The story has been told so many times:
You start a blog, promising that THIS time you’ll stick to it for one reason or another. You stay strong for a short period, posting regularly…you are loving seeing the posts start to add up. You check your analytics, watching for the hockey stick growth–that never comes.
Okay, forget hockey stick growth, how about steady growth? Nope. Not there either.
Nobody is reading my blog except for my Mom, and she just unsubscribed from the email list.
One day, with no explanation, you just stop posting.
You are not Alone
I said that this story has been told many times–it is very common. It has happened to me, several times over. I have been recently inspired by several writers who have explained the process of setting a daily goal of writing X number of words. These don’t have to be blog posts, they could be journaling entries that are never published, or they could be rough drafts of a book or even short stories. The point is, that there is a discipline to writing and a discipline to blogging.
While writing takes discipline, the flip side of the coin is that blog growth takes a long time. Chris Brogan writes a blog with over 200,000 unique visitors a month, and yet he recently said in Copyblogger’s The Lede Podcast that it took him 8 years to get 100 readers.
Writing takes discipline + followers need time = most people fail at blogging.
Engagement is Going to be Low
Last week I put out a tweet asking for retweets to help me connect with Yahoo! CEO Marissa Mayer. I thought it made for a decent underdog story, and certainly, I would get at least a few retweets.
That evening I received 1 retweet.
I thought to myself, certainly with hundreds of followers on Twitter some of them would be online, retweet my post, and then their followers would do the same. It just didn’t happen that way. I don’t take it personally though. I realize the following:
- People are not always online.
- When they are online, they aren’t always reading my tweets.
- When they do read my tweets, they aren’t always moved to respond.
That is also assuming that I am writing something worth even responding to…which is sometimes debatable (and that’s okay). Bottom line is, don’t take it personally.
Chris Brogan also talked in the podcast about how he might put out a blog post and get 50 comments right off the bat. Great job, right? When you analyze how many people landed on that post in a given day, that seemingly awesome 50 comments only represent .001% of his audience.
It’s okay to have low retweets, comments, and replies. People are still reading and even enjoying what you write.
Committed and Steady Wins the Race
Nathan Barry is a wonderfully transparent writer who shares on his blog regularly what new challenges he is trying, and whether he is succeeding or failing at them. One of his posts talks about how committing to writing 1000 words a day changed his career.
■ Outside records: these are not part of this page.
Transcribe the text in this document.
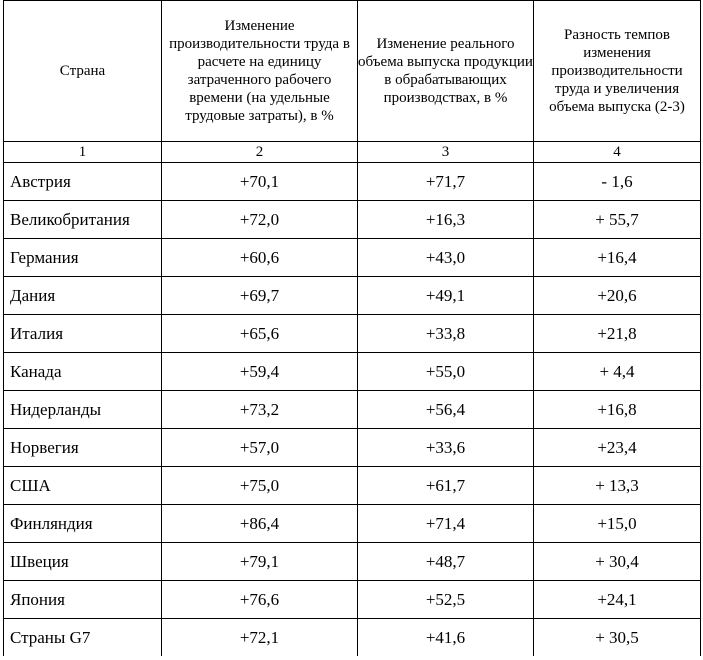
Страна	Изменение производительности труда в расчете на единицу затраченного рабочего времени (на удельные трудовые затраты), в %	Изменение реального объема выпуска продукции в обрабатывающих производствах, в %	Разность темпов изменения производительности труда и увеличения объема выпуска (2-3)
1	2	3	4
Австрия	+70,1	+71,7	- 1,6
Великобритания	+72,0	+16,3	+ 55,7
Германия	+60,6	+43,0	+16,4
Дания	+69,7	+49,1	+20,6
Италия	+65,6	+33,8	+21,8
Канада	+59,4	+55,0	+ 4,4
Нидерланды	+73,2	+56,4	+16,8
Норвегия	+57,0	+33,6	+23,4
США	+75,0	+61,7	+ 13,3
Финляндия	+86,4	+71,4	+15,0
Швеция	+79,1	+48,7	+ 30,4
Япония	+76,6	+52,5	+24,1
Страны G7	+72,1	+41,6	+ 30,5
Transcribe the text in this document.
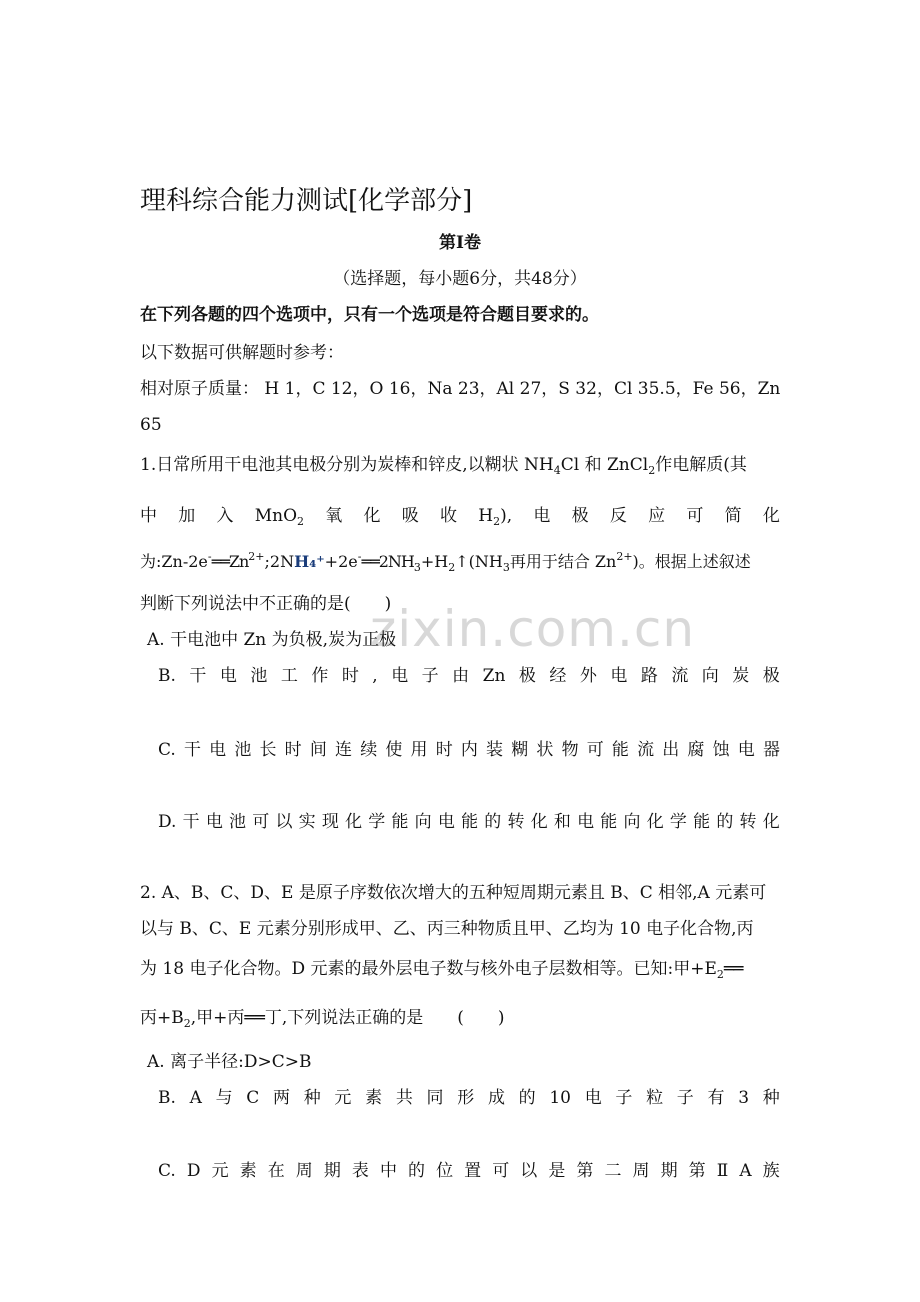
zixin.com.cn
理科综合能力测试[化学部分]
第Ⅰ卷
（选择题，每小题6分，共48分）
在下列各题的四个选项中，只有一个选项是符合题目要求的。
以下数据可供解题时参考：
相对原子质量： H 1，C 12，O 16，Na 23，Al 27，S 32，Cl 35.5，Fe 56，Zn
65
1.日常所用干电池其电极分别为炭棒和锌皮,以糊状 $NH_4Cl$ 和 ZnCl$_2$作电解质(其
中 加 入 MnO$_2$ 氧 化 吸 收 $H_2$), 电 极 反 应 可 简 化
为$:Zn-2e^-══Zn^{2+};2NH_4^++2e^-══2NH_3+H_2↑(NH_3$再用于结合 $Zn^{2+}$)。根据上述叙述
判断下列说法中不正确的是(　　)
A. 干电池中 Zn 为负极,炭为正极
B. 干 电 池 工 作 时 , 电 子 由 Zn 极 经 外 电 路 流 向 炭 极
C. 干 电 池 长 时 间 连 续 使 用 时 内 装 糊 状 物 可 能 流 出 腐 蚀 电 器
D. 干 电 池 可 以 实 现 化 学 能 向 电 能 的 转 化 和 电 能 向 化 学 能 的 转 化
2. A、B、C、D、E 是原子序数依次增大的五种短周期元素且 B、C 相邻,A 元素可
以与 B、C、E 元素分别形成甲、乙、丙三种物质且甲、乙均为 10 电子化合物,丙
为 18 电子化合物。D 元素的最外层电子数与核外电子层数相等。已知:甲$+E_2══$
丙$+B_2$,甲+丙══丁,下列说法正确的是　　(　　)
A. 离子半径:D>C>B
B. A 与 C 两 种 元 素 共 同 形 成 的 10 电 子 粒 子 有 3 种
C. D 元 素 在 周 期 表 中 的 位 置 可 以 是 第 二 周 期 第 Ⅱ A 族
By writing 1000 words a day he eventually:
- Wrote a book
- Wrote a chapter in another publisher’s book
- Wrote consistently in his own blog
- Regularly contributed as a guest author in other blogs
I’ve heard others making this career-changing commitment, and even if it is just writing in your journal, the commitment to typing out words will get that inertia going, and meeting all of those other goals won’t be so much of a challenge.
I recently stumbled across a blog post from Chase Reeves on The Sparkline entitled “How Content Marketers are Putting Themselves out of Business”. While there is a lot of wisdom in this post, one quote stuck out:
Discover who you are, decide who you’re going to serve, dig in, care, try, click publish and wish more people saw it and wonder why more people aren’t sharing it and make more stuff and click publish again and again regardless. Help and be honest and get better over time.
If you’re anything like me, the only way you get to a point where you’ve discovered who you are, how to be yourself and how to be useful to a crew is by clicking “publish”… a lot.
Chase has a well-designed, informative, and popular blog…so reading these words encourages me to stop worrying so much about the number of commenters or social sharing going on in my blog…but again, to focus on the discipline of “hitting publish”
My Own Challenge
I haven’t decided on a word-per-day goal yet, but I have set a “just write something” goal per day. My eventual goal is to have a consistent blog both here on ryanbattles.com and the Harpoon Blog. For the Harpoon Blog, we do have hired writers to get us 75% there, but I’d like to be able to use my writing style to write more in-depth articles that would be too expensive to outsource at this point while we are still on a tight budget.
Eventually, I’d like to publish a book, or at least a free eBook…but I think that needs to wait until I get more experience writing on the blog and honing the craft a bit more.
How about you? How has your blogging experience been? Have you ever abandoned a blog? If not, what has kept you going?